At one point or another, many business owners find themselves in need of immediate capital.
This could be due to slow paying clients, backlogged bills, or even a sudden uptick in business. Either way, the answer to a lack of capital most often is go through traditional avenues of lending, such as a bank loan or line of credit. And while these options are still popular, they aren’t necessarily available for all business owners, especially start-ups and budding entrepreneurs.
While securing capital from a bank has always been the go-to option, it’s become harder than ever for start-ups and new entrepreneurs. This is due to the fact that a bank loan requires a long and established history of credit, which can be almost impossible for small companies who have little-to- no prior experience or credit history. Beyond that, bank loans often involve a lengthy and complicated process that can be overwhelming for even the most successful start-up or small business. Because of these hurdles involved with traditional loans, many start-ups and entrepreneurs have started seeking alternative forms of funding to bring their companies to the next level.
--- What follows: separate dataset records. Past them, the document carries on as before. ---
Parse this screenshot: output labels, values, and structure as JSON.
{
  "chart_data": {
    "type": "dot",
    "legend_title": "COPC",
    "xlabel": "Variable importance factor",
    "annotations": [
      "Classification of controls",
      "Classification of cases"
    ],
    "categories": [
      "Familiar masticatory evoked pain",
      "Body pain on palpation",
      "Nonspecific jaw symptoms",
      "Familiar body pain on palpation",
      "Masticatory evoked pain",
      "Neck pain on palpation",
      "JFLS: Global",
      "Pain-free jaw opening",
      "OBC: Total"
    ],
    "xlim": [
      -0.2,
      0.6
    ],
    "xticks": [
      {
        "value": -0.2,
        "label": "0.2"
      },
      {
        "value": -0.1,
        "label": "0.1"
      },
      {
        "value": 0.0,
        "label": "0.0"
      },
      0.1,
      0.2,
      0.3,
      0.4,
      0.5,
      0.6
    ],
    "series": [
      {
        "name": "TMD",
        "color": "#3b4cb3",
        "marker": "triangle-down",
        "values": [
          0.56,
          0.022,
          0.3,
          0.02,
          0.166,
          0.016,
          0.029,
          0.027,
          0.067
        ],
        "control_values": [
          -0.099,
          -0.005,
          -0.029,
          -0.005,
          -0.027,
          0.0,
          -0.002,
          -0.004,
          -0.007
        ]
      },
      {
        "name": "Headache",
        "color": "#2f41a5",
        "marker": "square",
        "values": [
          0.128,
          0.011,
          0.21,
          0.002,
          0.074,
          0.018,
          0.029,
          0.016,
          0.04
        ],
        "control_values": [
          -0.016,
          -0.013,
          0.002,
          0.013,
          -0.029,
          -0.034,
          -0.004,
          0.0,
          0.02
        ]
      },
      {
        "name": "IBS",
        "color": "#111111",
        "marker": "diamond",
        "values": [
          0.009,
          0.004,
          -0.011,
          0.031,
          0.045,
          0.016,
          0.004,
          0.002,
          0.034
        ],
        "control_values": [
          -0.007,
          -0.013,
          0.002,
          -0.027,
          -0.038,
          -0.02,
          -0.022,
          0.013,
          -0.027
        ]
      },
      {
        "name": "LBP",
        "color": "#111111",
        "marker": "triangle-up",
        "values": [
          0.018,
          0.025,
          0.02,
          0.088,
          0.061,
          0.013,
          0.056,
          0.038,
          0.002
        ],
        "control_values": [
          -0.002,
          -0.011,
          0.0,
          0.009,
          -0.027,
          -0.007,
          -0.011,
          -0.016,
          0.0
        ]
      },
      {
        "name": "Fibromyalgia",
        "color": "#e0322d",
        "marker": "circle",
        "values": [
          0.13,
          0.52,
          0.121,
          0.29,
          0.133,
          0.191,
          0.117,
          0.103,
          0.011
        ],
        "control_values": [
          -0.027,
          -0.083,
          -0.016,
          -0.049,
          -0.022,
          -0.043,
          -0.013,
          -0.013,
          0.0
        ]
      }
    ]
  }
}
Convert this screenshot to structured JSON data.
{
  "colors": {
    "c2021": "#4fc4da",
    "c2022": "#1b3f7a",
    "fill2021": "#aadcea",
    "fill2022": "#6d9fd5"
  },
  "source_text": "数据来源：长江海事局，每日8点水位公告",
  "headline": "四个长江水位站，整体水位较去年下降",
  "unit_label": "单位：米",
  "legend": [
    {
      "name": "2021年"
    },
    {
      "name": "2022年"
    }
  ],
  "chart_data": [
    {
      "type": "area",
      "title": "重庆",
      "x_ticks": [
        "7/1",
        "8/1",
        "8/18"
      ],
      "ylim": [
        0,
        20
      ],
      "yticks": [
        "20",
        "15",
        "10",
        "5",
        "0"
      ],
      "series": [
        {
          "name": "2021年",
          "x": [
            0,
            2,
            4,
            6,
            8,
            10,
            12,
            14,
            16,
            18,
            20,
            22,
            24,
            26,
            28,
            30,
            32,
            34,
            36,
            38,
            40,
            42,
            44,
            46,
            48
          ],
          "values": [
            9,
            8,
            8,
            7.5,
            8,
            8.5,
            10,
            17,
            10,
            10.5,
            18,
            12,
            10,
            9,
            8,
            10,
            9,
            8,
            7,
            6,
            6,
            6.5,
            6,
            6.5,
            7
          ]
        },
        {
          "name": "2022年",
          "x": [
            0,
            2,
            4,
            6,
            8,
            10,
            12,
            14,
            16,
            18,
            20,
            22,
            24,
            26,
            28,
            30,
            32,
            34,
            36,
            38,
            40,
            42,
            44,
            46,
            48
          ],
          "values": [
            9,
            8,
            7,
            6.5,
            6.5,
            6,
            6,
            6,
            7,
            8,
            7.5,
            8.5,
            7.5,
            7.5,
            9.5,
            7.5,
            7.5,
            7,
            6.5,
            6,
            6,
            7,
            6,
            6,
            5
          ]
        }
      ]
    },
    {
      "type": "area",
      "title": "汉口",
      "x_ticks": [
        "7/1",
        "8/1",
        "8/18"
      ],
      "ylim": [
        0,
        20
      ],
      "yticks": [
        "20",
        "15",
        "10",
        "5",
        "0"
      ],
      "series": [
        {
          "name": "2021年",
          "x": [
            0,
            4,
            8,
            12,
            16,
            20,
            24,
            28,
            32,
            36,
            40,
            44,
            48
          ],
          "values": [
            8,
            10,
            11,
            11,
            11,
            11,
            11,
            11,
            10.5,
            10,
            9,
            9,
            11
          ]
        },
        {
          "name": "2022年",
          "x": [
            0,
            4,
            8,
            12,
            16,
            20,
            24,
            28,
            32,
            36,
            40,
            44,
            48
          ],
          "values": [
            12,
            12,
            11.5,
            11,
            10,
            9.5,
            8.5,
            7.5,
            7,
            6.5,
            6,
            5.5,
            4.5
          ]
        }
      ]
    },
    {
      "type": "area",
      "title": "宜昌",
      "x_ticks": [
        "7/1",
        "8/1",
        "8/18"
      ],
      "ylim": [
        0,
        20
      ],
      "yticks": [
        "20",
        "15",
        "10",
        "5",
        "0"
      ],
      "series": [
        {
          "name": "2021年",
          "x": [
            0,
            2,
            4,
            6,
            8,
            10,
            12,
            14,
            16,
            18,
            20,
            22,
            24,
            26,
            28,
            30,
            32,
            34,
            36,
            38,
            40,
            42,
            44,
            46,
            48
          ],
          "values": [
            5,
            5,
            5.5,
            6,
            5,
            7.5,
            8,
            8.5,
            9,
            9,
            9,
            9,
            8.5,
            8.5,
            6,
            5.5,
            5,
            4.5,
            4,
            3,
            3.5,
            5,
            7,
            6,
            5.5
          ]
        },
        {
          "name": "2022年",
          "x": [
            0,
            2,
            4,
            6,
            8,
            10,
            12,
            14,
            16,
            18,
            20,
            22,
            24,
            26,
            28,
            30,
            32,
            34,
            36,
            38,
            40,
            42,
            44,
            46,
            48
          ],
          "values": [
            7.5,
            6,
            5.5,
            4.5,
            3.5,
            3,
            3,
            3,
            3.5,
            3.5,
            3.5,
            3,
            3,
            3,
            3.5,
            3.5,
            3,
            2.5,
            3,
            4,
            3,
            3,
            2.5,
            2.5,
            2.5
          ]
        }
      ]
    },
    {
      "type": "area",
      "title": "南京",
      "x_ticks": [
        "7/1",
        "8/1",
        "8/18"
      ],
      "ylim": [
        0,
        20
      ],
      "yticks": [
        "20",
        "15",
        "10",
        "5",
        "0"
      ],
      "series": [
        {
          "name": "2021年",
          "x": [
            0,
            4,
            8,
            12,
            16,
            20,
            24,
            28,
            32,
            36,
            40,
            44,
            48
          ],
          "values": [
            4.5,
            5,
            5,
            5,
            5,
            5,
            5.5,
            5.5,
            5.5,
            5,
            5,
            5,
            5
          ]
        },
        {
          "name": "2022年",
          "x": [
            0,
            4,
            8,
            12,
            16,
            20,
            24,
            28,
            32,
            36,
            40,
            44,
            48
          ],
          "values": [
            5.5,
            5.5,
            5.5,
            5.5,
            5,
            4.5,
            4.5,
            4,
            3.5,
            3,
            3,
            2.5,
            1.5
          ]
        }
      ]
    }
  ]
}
The most straight forward and non-complicated form of alternate funding would be to pull funds from a personal savings account. By doing this, business owners don’t face additional costs such as interest or agency fees, making the transaction clean and simple. While this would be the easiest form of financing, the issue is that very few entrepreneurs and start-ups have access to additional savings,
making this an almost impossible option for financing.
With no bank loans and no personal savings, many start-up companies and entrepreneurs find themselves searching for investors to help fund and push their company to the next level. VC funding is a great way for upcoming companies to secure a large sum of money, especially for those who have few or no customers. But, like other forms of funding, there are a few downfalls when it comes to this form of financing.
The world of VC funding is complicated, and in the current market, VC firms are free to be as picky as they please. According to an article by Forbes, VCs finance only about “one or two ventures out of 100 business plans they see,” meaning that 98% of start-ups and entrepreneurs are denied funding right from the start.
If a business is lucky enough to secure funding, it doesn’t necessarily mean that the problems are over. Many businesses find the steps after funding to be the most difficult, including relinquishing a portion of the company to the VC, and working under the pressure of the impending expectation of ROI.
Accounts receivable financing is an alternative form of commercial finance that can provide fast working capital to business owners. It uses the company’s accounts receivable as a basis for financing, leaving those who use it with a fast and predictable cash flow. This type of factoring helps business owners smooth out cash flow mismatches, enabling them to focus on their core business without being
weighed down by continual short-term funding constraints.
How AR Financing Works?
Step 1: Account Set Up
The first step in setting up the account would be for the factoring company to check out the fundamentals of the start-up or small business. This would include going over the company’s receivables aging report, corporate taxes, lien information, as well as the clients’ credit profiles.
Step 2: Pick the Receivables
The next step would be for the company to pick out which accounts they would prefer to fund the AR financing. After this, the customer invoices would be submitted.
Step Three: The Verification Process
After the goods or services are received by the customer, the financing company would then verify them. This process ensures that all invoice amounts are correct and that they’re due within a 30-90 day time period.
Step Four: The Financing of the Receivables
After the verification process is finished, the funds would be calculated by the factoring company and deposited into the company’s bank account—sometimes in as little as 24 hours.
Step Five: Final Step
Once the funds are received and everything is paid off, the transaction would be considered settled.
In any case, it’s imperative for all business owners to do through research to find out which form of financing is right for their business. And while some may still fit into the more traditional forms of lending, many start-ups and entrepreneurs may find the unique setup of factoring to be a better fit.
Overall, outsourcing accounts receivable by employing an invoice factoring company is an effective, cost-efficient method of small business financing for any B2B company. It allows companies to focus on their main business objectives and the bottom line, while getting more out of their accounts receivable.